With the new, more contagious variants continuing to pose significant risks, the Ontario government has extended the Stay-at-Home Order until at least June 2, 2021.
All public health and workplace safety measures under the provincewide emergency brake will also remain in effect. During this time, the government will prepare to administer the Pfizer vaccine to youth between the ages of 12 and 17, beginning the week May 31, 2021, as the province also finalizes plans to gradually and safely re-open the province.
“While we are seeing positive trends as a result of the public health measures put in place, we cannot afford to let up yet,” said Premier Doug Ford. “We must stay vigilant to ensure our ICU numbers stay down and our hospital capacity is protected. If we stay the course for the next two weeks, and continue vaccinating record number of Ontarians every day, we can begin looking forward to July and August and having the summer that everyone deserves.”
Thanks to the collective efforts of Ontarians in following public health and workplace safety measures, the province continues to make considerable progress in the fight to control the third wave of COVID-19. This past week (May 2 to 8), the provincial cases rate decreased by 14.8 per cent, with the positivity rate also decreasing to 7.7 per cent compared to 8.6 per cent the previous week.
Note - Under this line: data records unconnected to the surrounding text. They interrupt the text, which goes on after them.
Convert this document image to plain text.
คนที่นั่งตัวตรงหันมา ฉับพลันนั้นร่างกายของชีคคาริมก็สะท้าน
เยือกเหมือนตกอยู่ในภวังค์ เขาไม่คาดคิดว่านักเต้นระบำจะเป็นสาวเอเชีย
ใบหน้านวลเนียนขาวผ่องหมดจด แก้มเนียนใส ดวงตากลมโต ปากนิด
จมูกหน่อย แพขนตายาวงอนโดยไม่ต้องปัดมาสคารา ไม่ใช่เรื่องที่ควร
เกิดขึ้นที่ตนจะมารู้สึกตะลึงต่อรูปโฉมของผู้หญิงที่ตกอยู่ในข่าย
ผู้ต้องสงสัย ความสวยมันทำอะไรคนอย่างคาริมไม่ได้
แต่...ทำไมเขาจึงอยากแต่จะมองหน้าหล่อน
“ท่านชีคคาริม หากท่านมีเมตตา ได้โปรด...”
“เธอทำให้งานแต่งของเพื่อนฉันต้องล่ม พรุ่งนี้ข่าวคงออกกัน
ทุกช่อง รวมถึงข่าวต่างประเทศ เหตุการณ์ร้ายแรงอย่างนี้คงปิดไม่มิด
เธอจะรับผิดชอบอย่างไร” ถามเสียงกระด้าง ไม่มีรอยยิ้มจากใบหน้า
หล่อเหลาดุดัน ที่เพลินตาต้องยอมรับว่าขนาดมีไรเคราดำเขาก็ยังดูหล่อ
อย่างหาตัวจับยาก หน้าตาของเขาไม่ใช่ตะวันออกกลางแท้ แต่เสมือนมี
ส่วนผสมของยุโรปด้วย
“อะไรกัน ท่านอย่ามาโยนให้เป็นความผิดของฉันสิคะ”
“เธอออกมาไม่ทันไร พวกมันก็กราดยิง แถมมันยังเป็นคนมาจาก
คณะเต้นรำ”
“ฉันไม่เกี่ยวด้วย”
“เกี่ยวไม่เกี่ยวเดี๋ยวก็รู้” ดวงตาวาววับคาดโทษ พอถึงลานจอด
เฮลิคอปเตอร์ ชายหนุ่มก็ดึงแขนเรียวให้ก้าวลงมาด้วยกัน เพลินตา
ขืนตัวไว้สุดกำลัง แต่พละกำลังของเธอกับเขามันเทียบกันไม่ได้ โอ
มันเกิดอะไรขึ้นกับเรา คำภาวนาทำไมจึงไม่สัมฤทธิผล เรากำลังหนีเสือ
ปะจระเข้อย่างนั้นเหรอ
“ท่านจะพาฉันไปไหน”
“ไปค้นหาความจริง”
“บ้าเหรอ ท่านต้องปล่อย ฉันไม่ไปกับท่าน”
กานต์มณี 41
From May 5 to 12, the number of patients with COVID-related critical illness in intensive care has decreased from 877 to 776.
Despite improvements, key indicators remain high and more time is required before the province can safely lift the Stay-at-Home Order. From May 3 to 9, the provincial cases rate remained very high at 134.9 cases per 100,000 people, and per cent positivity was above the high alert threshold of 2.5 per cent. Hospitalization and ICU admissions also remain too high and well above the peak of wave two.
Based on this data, the government has extended the provincewide Stay-at-Home Order that is set to expire on May 19 until at least June 2, 2021. The impacts of these measures will continue to be evaluated over the coming weeks, with consideration being made to the reopening of outdoor recreational amenities on June 2, subject to current trends continuing.
“While the latest data shows that public health measures are having an impact, the situation in our hospitals remains precarious and variants continue to pose a significant risk,” said Christine Elliott, Deputy Premier and Minister of Health. “Experience from other jurisdictions shows that driving transmission to very low levels is needed in order to end the third wave. We must stay the course as we continue to quickly vaccinate more Ontarians, including our children and youth.”
In addition, all publicly funded and private elementary and secondary schools in the province will continue to operate under teacher-led remote learning. Data is to be assessed on an ongoing basis and medical experts, including the Chief Medical Officer of Health, and other health officials will be consulted to determine if it may be safe to resume in-person learning.
Beginning the week of May 31, youth in Ontario between 12 and 17 years of age and their family members who have not received a vaccine will be eligible to book an appointment to receive their first dose of the Pfizer vaccine, including at special dedicated youth and family clinics throughout the weeks of June 14 and 21.
“Expanding vaccines to youth 12 and up will bring us one step closer to normalcy for our students,” said Stephen Lecce, Minister of Education. “We are focused on delivering a safe, stable, and well-resourced learning experience with an additional $1.6-billion in resources to protect students and school communities in the 2021-22 school year.”
The province will work with public health units to offer both doses of vaccine to youth aged 12 to 17 by the end of August, in collaboration with school boards and other partners. The rollout will be informed by the work of the Children’s COVID-19 Vaccine Table and will provide access to multiple channels to support vaccinating this group, including mass vaccination clinics, community or school pop-ups, and pharmacies.
“The spread of COVID-19 continues to pose a significant threat to our health care system and the well-being of Ontarians,” said Solicitor General Sylvia Jones. “While we have made great strides, extending the Stay-at-Home order is essential to protect our communities, reduce the spread of the virus and save lives.”
“Despite the progress we have made in recent weeks in our fight against this virus, we all must remain vigilant, as we are not yet at the point where we can safely exit the Stay-at-Home Order, as our health system remains under significant strain,” said Dr. David Williams, Chief Medical Officer of Health. “By continuing to strictly follow all measures, we can further reduce transmission of the virus, safeguard hospital and public health capacity, and save lives.”